I come undone beneath him in waves as he’s biting out a curse.
The two of us lie there, chests heaving, bodies glazed with sweat, until our breathing starts to slow.
Completely spent, I lie with my head on the pillow as Colin rolls to my side and tips my chin up to kiss me. All I can think about is a way to make tonight even better.
“Hey,” I say, staring into Colin’s eyes. “Would you be up for a grilled cheese sandwich?”
This could go one of two ways—Colin could think my post-sex snack idea is ridiculous, and I’d have to accept that we have our differences. Or he could think I’m a genius, and I’ll have another reason to fall for the guy.
He laughs, and I feel grateful—and a little nervous—that he’s chosen door number two.
Being the youngest kid, I learned to make easy dinners for myself when my siblings were at sports practices or out with friends, and I was left hanging with only our nanny for company. Grilled cheese has always been a personal favorite, and I see no reason to stop eating it just because I’m an adult.
Fortunately, Colin seems to like my version, which features shredded cheese on the outside of the bread, fried in butter. Sitting on a stool in my kitchen in only boxers, he is in the middle of eating his second one.
“So you’re a hot scientist with a brilliant mind and a sinfully gorgeous face. How are you not dating a model or something?And don’t tell me that tall, attractive women aren’t your type because then I’ll know you’re lying.”
I’d been wondering about this since the day we met, and none of the articles I’d scrounged up about his personal life told me anything. I wasn't about to ask my brother.
“They’re not.”
I hold a scolding finger up. “Stop. I said not to lie.”

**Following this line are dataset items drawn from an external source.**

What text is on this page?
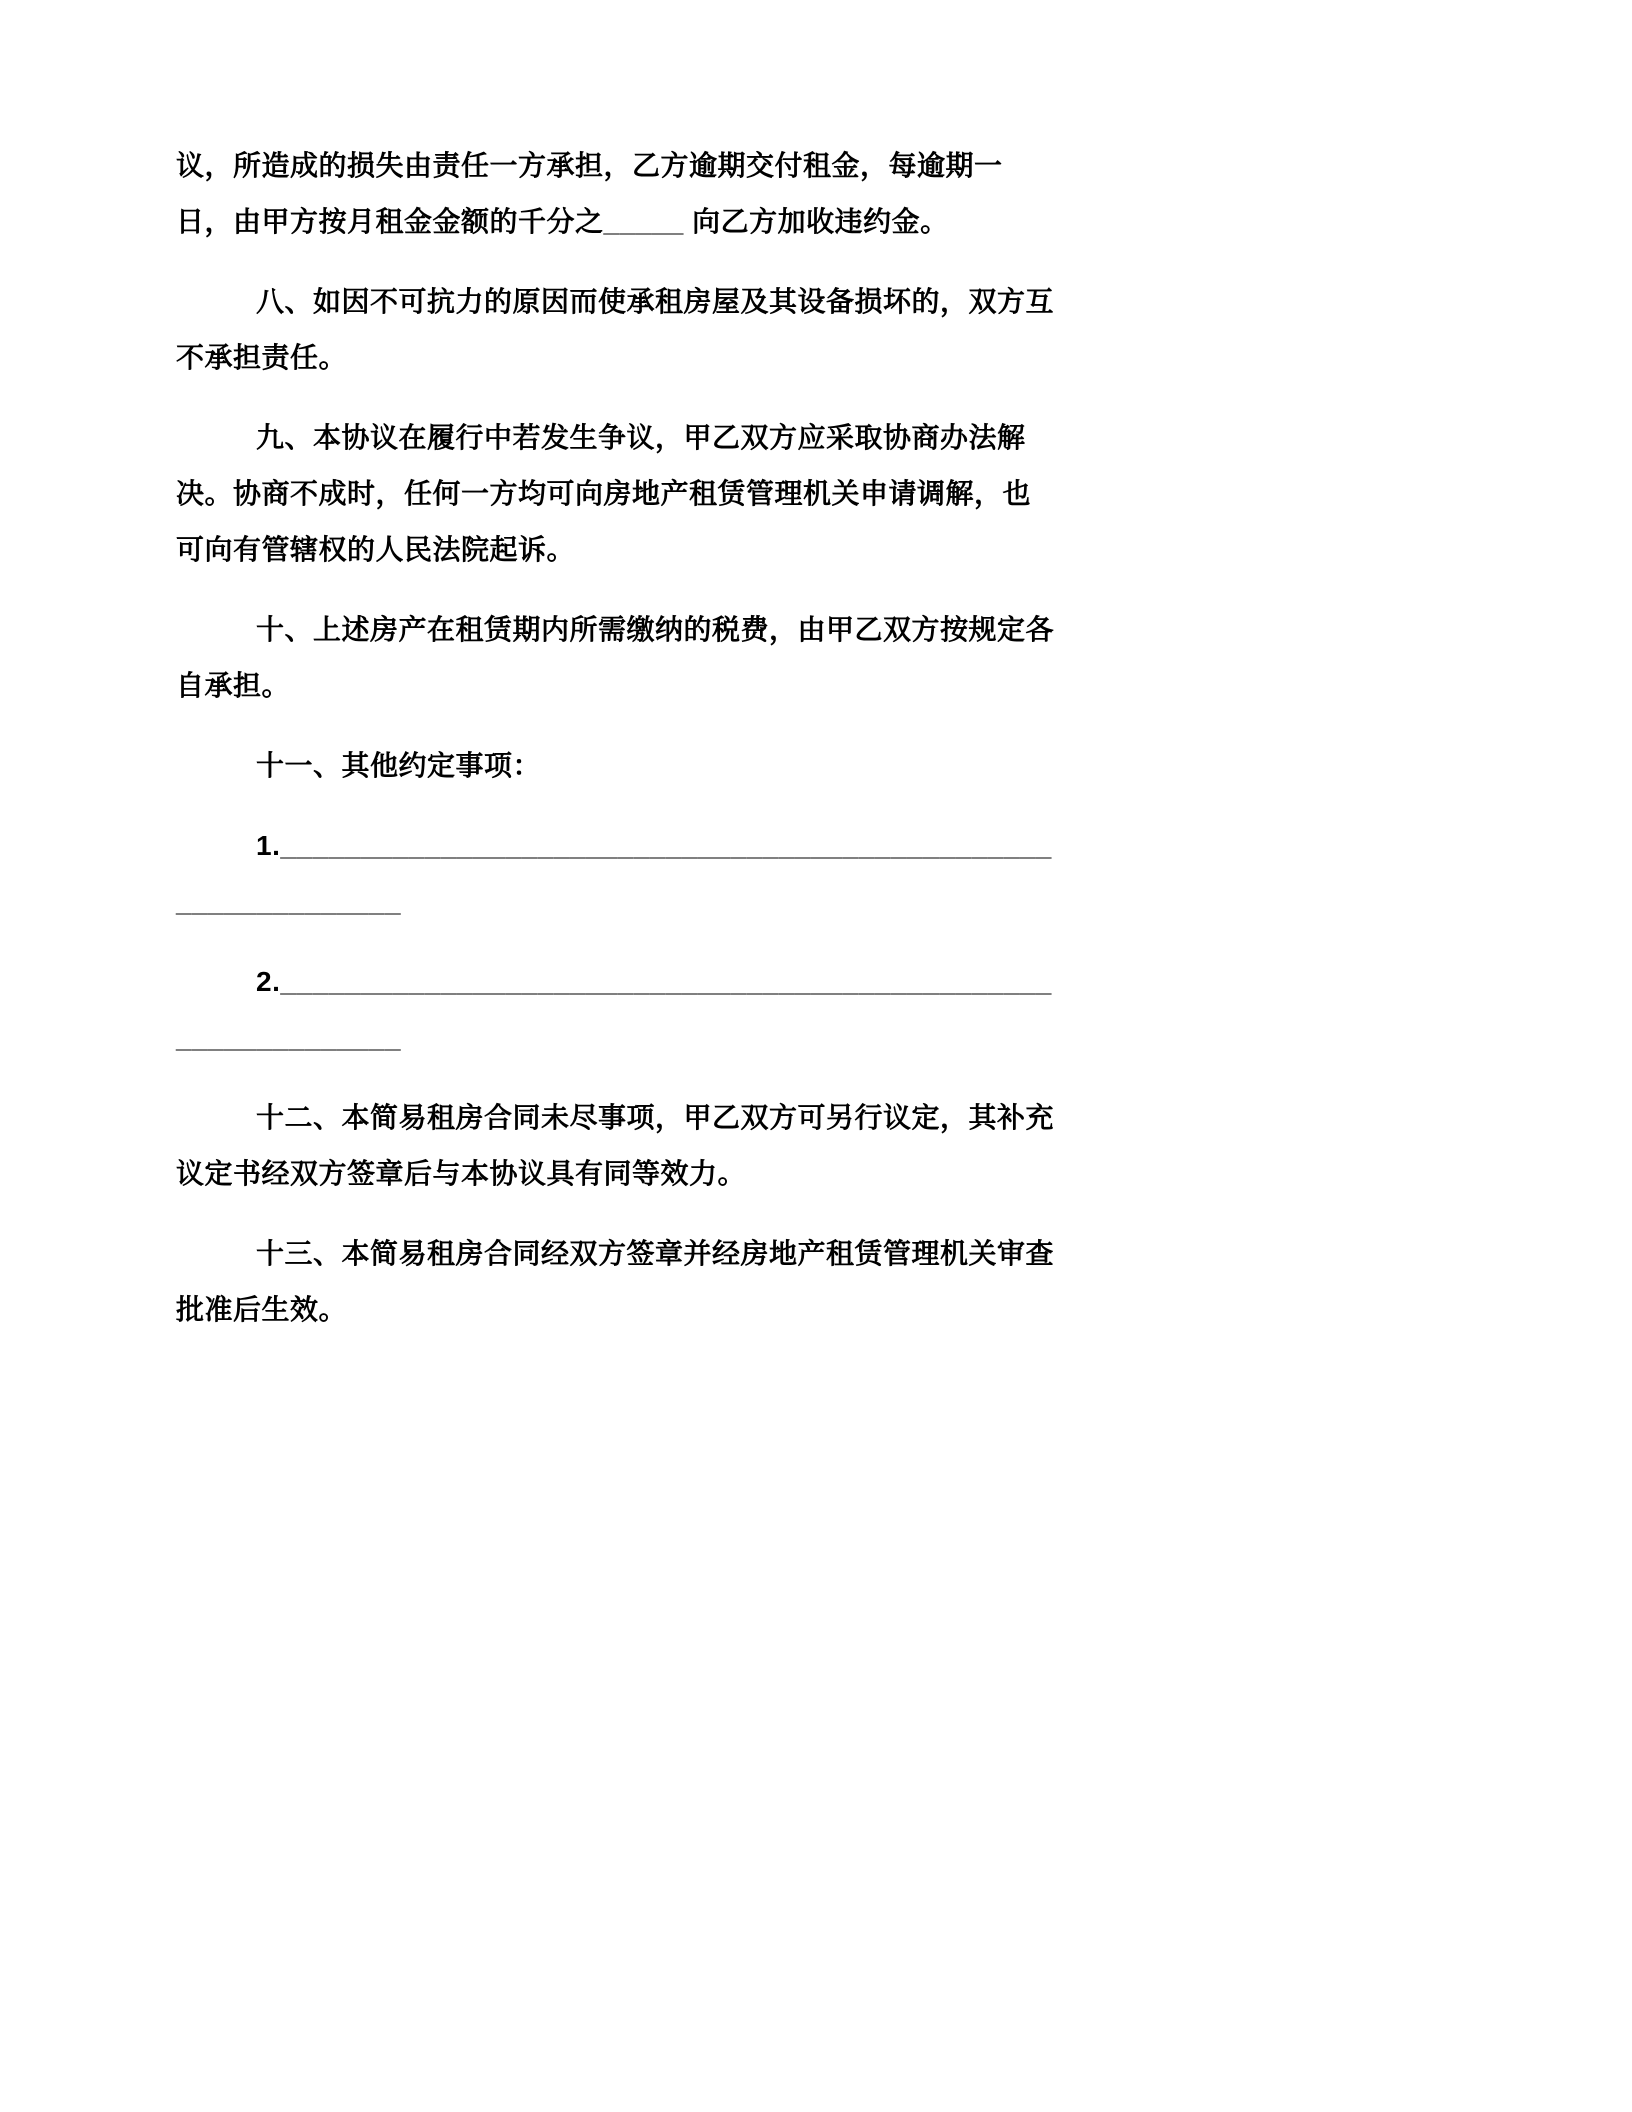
议，所造成的损失由责任一方承担，乙方逾期交付租金，每逾期一日，由甲方按月租金金额的千分之_____ 向乙方加收违约金。

八、如因不可抗力的原因而使承租房屋及其设备损坏的，双方互不承担责任。

九、本协议在履行中若发生争议，甲乙双方应采取协商办法解决。协商不成时，任何一方均可向房地产租赁管理机关申请调解，也可向有管辖权的人民法院起诉。

十、上述房产在租赁期内所需缴纳的税费，由甲乙双方按规定各自承担。

十一、其他约定事项：

1.______________________________________________________________

2.______________________________________________________________

十二、本简易租房合同未尽事项，甲乙双方可另行议定，其补充议定书经双方签章后与本协议具有同等效力。

十三、本简易租房合同经双方签章并经房地产租赁管理机关审查批准后生效。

“I’m not lying. I never thought I had a type.” He leans back and looks me over from head to toe. The heat of his gaze spills over every part of me, setting me on fire. How does he do that with just a look?
Colin’s voice is a lust-charged growl. “But now, I’d have to say that curvy, smart-mouthed, unspeakably sexy women are my type.” He dips his head toward mine as though he needs to tell me a secret no one else can hear. Only there’s no one anywhere near us. “And you just blew that type out of the water because I’ve never seen anyone sexier.”
I’m not expecting the compliment, and it makes me blush. I swear, I spend most of my time around Colin sporting a shade of red on my face that’s somewhere between a ripe strawberry and a beet.
“Okay, um…” I try to feign a bit of chill, but I have none. He watches the scarlet crawl across my face, and a wicked smile forms as I open my mouth and close it again because I’m tongue-tied.
He reaches over, cups my cheek in his hand, and plants the softest kiss on my lips. “I don’t know what other sinful scientists do, and I don’t really care. You are my type, and I want to be with you.”
“Well, lucky me, being here right when you decide to hide out from your life.”
“No. Lucky me.” His gaze is soft.
“So explain it to me. What is your life like exactly?”
I don’t mean to sound so naive. My family has made a good living in the wine business, but most of the family wealth is reinvested back into the company.
“Probably not all that different from yours.” He stares out at the acres of vineyards I look at each day, and the muscles in his face relax. I’ve seen it happen to hundreds of people who come to spend the afternoon at the vineyard. Something about being under a cloudless sky in the fresh air and breathing in the scent of grapes ripening on vines extracts every ounce of stress like a French press coffee maker. All that is left is gratitude for the setting.
“Actually, it’s really fucking different,” he amends. “First of all, I stare at the white walls of an office building all day. This—this is magical."
“It is. I never take it for granted. When I was in college, I had jobs around campus at food service places, and I hated it. Not the work itself, but the lack of windows that could open.”